In 2006, the $70 million Viridian project on Church Street will open an H.G. Hill urban market on the ground floor, for all practical purposes the first grocery shopping in the urban core. In the meantime, downtowners are ordering grocery delivery online from Plumgood Food and enjoying an expanding, pedestrian-friendly dining nightlife at restaurants like Casabona, Rippy’s and Sullivan’s Steakhouse, soon to open in the space of bygone Seanachie.
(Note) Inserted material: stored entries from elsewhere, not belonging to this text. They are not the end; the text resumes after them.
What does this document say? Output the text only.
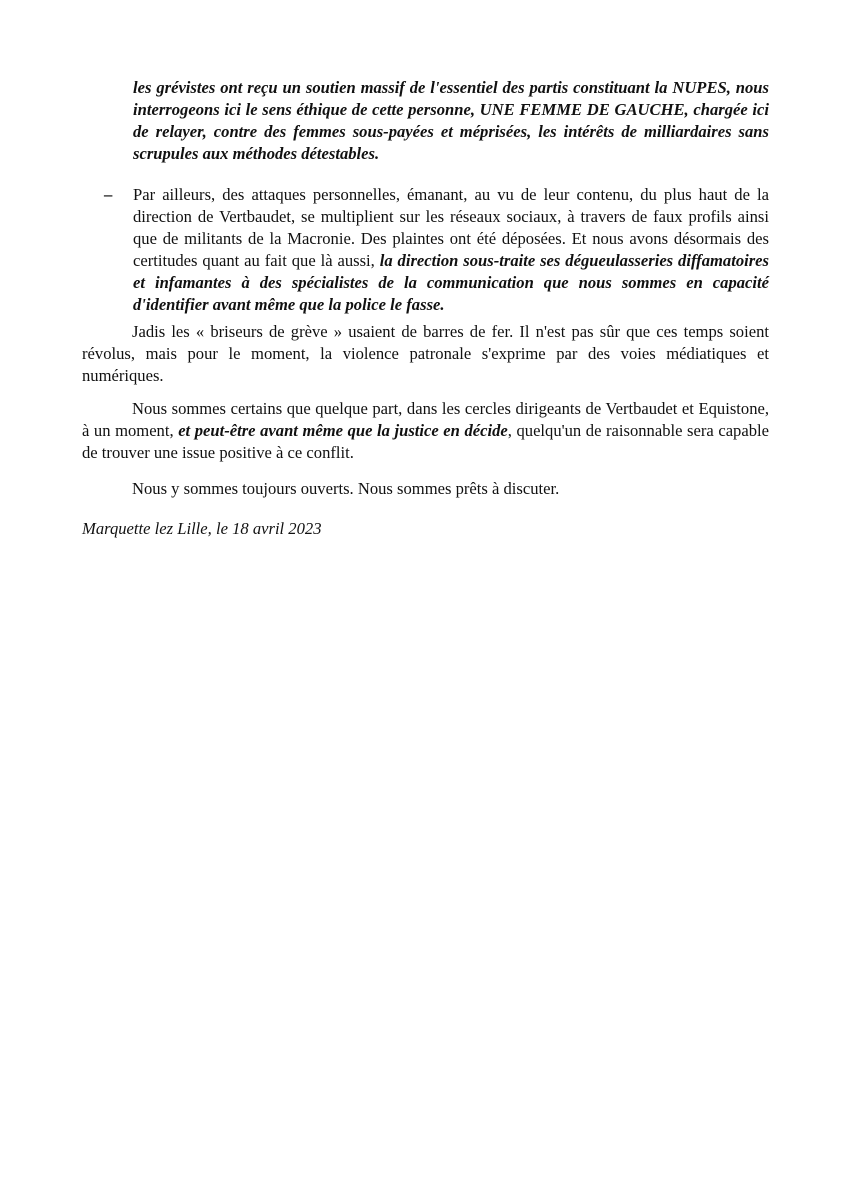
les grévistes ont reçu un soutien massif de l'essentiel des partis constituant la NUPES, nous interrogeons ici le sens éthique de cette personne, UNE FEMME DE GAUCHE, chargée ici de relayer, contre des femmes sous-payées et méprisées, les intérêts de milliardaires sans scrupules aux méthodes détestables.

– Par ailleurs, des attaques personnelles, émanant, au vu de leur contenu, du plus haut de la direction de Vertbaudet, se multiplient sur les réseaux sociaux, à travers de faux profils ainsi que de militants de la Macronie. Des plaintes ont été déposées. Et nous avons désormais des certitudes quant au fait que là aussi, la direction sous-traite ses dégueulasseries diffamatoires et infamantes à des spécialistes de la communication que nous sommes en capacité d'identifier avant même que la police le fasse.

Jadis les « briseurs de grève » usaient de barres de fer. Il n'est pas sûr que ces temps soient révolus, mais pour le moment, la violence patronale s'exprime par des voies médiatiques et numériques.

Nous sommes certains que quelque part, dans les cercles dirigeants de Vertbaudet et Equistone, à un moment, et peut-être avant même que la justice en décide, quelqu'un de raisonnable sera capable de trouver une issue positive à ce conflit.

Nous y sommes toujours ouverts. Nous sommes prêts à discuter.

Marquette lez Lille, le 18 avril 2023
A few blocks west, in the former railway scar along 12th Avenue South, Nashville Urban Venture is leading the $400 million redevelopment of the Gulch, which is transforming industrial blight into a diverse retail and residential area. The Gulch now houses the bakery operation for Provence, music venue City Hall and RuSan’s boisterous sushi restaurant. Sambuca is experimenting with high-end cuisine and live jazz at the address of the fleeting 6˚ restaurant, while upstairs, Bar Twenty3 is raising the bar for urban chic. Watermark restaurant will soon fill a turn-of-the-century print shop with regional cuisine, and Judge Bean’s Barbecue has relocated its Texas-style fare to the former Café 123 spot. Two residential projects, Laurel House and Mercury View lofts, offer high-end and affordable housing in a combined 80 units, and the planned 18-story ICON at Division and 12th Avenue will introduce up to 20,000 square feet of retail space and 400 residential units. A redesigned streetscape and a smattering of retail establishments including Genevieve salon and Therapy clothing store provide a welcoming gateway to the enlivened urban neighborhood.